= Public holidays in Luxembourg =

This is a list of public holidays in Luxembourg.

==Public holidays==

Holidays
| Date | English name | Luxembourgish name | German name | French name | Notes |
|---|---|---|---|---|---|
| 1 January | New Year's Day | Neijoerschdag | Neujahr | Jour de l'an |  |
| movable | Easter Monday | Ouschterméindeg | Ostermontag | Lundi de Pâques | 6 April 2026 29 March 2027 |
| 1 May | Labour Day | Dag vun der Aarbecht | Tag der Arbeit | Fête du Travail |  |
| 9 May | Europe Day | Europadag | Europatag | Journée de l'Europe | First enacted in 2019 |
| movable | Ascension Day | Christi Himmelfaart | Christi Himmelfahrt | Ascension | 14 May 2026 6 May 2027 |
| movable | Whit Monday | Péngschtméindeg | Pfingstmontag | Lundi de Pentecôte | 25 May 2026 17 May 2027 |
| 23 June | National Day | Nationalfeierdag | Nationalfeiertag | Fête nationale |  |
| 15 August | Assumption Day | Mariä Himmelfaart | Maria Himmelfahrt | Assomption |  |
| 1 November | All Saints' Day | Allerhellgen | Allerheiligen | Toussaint |  |
| 25 December | Christmas Day | Chrëschtdag | Weihnachten | Noël |  |
| 26 December | Saint Stephen's Day | Stiefesdag | Stefanstag | Saint Etienne |  |

The National Holiday celebrates the birthday of the Grand Duke and used to be movable to coincide with the actual birthday of monarch.

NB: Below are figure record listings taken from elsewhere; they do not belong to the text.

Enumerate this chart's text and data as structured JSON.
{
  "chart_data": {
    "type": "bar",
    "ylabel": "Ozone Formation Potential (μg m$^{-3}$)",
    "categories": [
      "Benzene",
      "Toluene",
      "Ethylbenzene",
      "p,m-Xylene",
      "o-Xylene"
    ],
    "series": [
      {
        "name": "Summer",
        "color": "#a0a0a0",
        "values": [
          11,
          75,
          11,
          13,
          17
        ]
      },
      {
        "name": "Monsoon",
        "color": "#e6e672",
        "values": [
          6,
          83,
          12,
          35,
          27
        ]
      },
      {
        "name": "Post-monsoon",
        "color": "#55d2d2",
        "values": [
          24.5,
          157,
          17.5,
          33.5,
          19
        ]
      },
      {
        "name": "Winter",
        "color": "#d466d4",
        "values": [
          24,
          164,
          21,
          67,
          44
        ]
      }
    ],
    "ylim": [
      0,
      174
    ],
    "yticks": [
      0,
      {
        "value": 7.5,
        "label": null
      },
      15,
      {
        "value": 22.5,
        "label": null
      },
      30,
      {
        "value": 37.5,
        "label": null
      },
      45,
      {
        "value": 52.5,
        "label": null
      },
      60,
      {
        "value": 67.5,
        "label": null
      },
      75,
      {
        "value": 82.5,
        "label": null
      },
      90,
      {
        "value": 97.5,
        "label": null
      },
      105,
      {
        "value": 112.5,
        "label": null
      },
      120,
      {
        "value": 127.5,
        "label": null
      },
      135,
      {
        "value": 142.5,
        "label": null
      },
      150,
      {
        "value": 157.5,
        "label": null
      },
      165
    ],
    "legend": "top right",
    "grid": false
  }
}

To avoid cold weather on the 5 January birthday of Grand Duke Jean (reigned 1964-2000), the Grand Duke's Official Birthday celebration was pinned since 1962 to Jean's name day on 23 June, and was maintained under the reign of his successor Henri.

==Unofficial holidays==
Good Friday (Friday before Easter Sunday) is a bank holiday, meaning that it is only a public holiday for bank employees.

Local complementary unofficial holidays may exist, like the Kermesse Day (known as Kiermes) that always fall on a Monday in the city of Luxembourg, or the Carnival Day also happening in the capital city.

Civil servants are also entitled to two additional half-day public holidays: Whit Tuesday and the afternoon of Christmas Eve.